Por Marta Nogueira
in REVISTA PROGREDIR | JANEIRO 2016
(clique no link acima para ler o artigo na Revista)
A minha mãe sempre me avisou que nunca se deveria pôr as mãos no fogo por ninguém, nem mesmo pelo nosso mais que tudo. Eu fui acrescentando ao longo da vida e das diversas traições a que fui sujeita, de toda a ordem, espécie e feitio, que até de nós próprios devemos desconfiar e nunca afirmar “Desta água não beberei”.
Fogo e Água. Perigo e Veneno. Paixão e Vida. São essas as moléculas que compõem a alma humana e, por consequência, os caminhos por onde deambulamos. A confiança pressupõe estabilidade, mas esta raramente permanece imutável durante muito tempo. Os outros são miragens, reflexos dos nossos espelhos mentais e, por isso, nunca totalmente límpidos ou transparentes, e nós próprios, apesar de preservarmos algumas características basilares, somos também fogos fátuos flutuando constantemente nas águas de um rio trepidante.
E parece existirem apenas duas coisas certas nesta vida, é o que dizem – a morte e os impostos. Nesses podemos confiar, porque nos calharão a todos. E, no entanto ... já ouviram falar em criogenação? Há por esse mundo uns quantos milhares de milionários parados no tempo, à espera de enganar a morte. Quanto aos impostos ... quem não tem telhados de vidro que atire a primeira pedra.
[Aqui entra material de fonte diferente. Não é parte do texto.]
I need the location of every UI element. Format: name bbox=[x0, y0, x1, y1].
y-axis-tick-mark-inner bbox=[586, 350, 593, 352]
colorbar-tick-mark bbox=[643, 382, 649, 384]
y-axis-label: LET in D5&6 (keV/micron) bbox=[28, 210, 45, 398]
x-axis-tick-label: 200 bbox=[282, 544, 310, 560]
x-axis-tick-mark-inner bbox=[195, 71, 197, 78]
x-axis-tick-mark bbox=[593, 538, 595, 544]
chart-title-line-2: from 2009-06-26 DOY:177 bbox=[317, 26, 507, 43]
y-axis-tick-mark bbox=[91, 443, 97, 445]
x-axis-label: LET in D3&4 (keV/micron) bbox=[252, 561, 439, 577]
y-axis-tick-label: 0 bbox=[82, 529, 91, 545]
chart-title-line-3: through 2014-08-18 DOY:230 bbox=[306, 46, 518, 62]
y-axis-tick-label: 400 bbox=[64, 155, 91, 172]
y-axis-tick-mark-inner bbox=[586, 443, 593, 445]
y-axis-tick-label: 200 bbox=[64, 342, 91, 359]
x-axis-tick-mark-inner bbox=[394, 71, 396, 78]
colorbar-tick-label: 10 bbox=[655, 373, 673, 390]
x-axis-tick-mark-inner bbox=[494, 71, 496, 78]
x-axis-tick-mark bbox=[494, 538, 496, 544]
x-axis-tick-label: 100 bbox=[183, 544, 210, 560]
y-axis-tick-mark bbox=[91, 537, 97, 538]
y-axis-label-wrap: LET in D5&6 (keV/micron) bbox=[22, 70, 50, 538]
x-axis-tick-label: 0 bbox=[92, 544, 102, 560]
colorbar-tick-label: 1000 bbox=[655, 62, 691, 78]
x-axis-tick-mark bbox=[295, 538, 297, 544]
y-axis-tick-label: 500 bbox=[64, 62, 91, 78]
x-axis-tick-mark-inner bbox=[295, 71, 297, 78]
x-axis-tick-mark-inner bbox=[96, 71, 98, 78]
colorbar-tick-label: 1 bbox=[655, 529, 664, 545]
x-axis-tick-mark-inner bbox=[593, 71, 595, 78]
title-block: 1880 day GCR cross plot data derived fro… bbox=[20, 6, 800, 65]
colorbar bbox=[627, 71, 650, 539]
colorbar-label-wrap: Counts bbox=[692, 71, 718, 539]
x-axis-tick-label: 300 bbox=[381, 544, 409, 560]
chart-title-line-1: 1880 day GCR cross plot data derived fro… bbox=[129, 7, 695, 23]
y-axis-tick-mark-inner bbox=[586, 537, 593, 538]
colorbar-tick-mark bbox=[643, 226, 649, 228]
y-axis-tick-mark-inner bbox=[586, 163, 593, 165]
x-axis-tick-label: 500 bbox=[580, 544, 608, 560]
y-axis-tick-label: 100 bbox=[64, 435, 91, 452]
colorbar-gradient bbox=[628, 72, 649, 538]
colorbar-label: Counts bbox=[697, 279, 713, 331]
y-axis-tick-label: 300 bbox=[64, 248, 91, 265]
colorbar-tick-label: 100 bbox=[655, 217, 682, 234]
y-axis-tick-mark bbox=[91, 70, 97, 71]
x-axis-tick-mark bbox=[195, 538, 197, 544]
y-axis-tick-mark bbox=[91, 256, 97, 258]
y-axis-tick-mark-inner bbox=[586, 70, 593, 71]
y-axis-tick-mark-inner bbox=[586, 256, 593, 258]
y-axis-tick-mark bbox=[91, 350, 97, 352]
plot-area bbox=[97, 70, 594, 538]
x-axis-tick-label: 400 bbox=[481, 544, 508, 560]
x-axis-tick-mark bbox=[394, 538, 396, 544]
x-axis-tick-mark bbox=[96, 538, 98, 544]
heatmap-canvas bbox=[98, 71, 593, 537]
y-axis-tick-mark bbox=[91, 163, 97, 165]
Em quem ou no que poderemos confiar, nesse caso? Confiar total e incondicionalmente? Na certeza da desconfiança. Não porque este mundo seja uma vil desilusão e as pessoas párias sem salvação possível, mas porque pura e simplesmente a natureza da vida e, por consequência, a natureza dos seres que dela fazem parte, não é estática e imutável. Nem mesmo a das rochas que formam as gigantescas montanhas que nos abraçam. Também elas mudam, eventualmente, ainda que a um ritmo muito diferente do nosso. Assim, poderemos concluir que a confiança é, à semelhança do espaço e do tempo, como diria Einstein, um conceito relativo. Que se altera consoante a nossa posição espacial e temporal. Se eu colocar um bonsai num pequeno penhasco protegido, posso confiar que ali se manterá para sempre. Mas ... o bonsai tem um tempo limitado de vida ou ... existem intempéries meteorológicas e geológicas ou... bactérias e vírus inesperados ou ... eu mesma posso arrepender-me, sentir saudades ou remorsos por ter abandonado o meu pequeno bonsai num penhasco solitário e resolver que ele fica muito melhor no parapeito da minha janela.
Tudo pode mudar, num repente. Até a morte e os impostos. E se tudo pode mudar, sem que sobre isso tenhamos qualquer responsabilidade ou controlo, então o conceito de confiança é um falso conceito. Mesmo que estejamos confiantes de com ele termos convivido desde os bancos da escola, nos dicionários que dedilhámos ao longo da vida.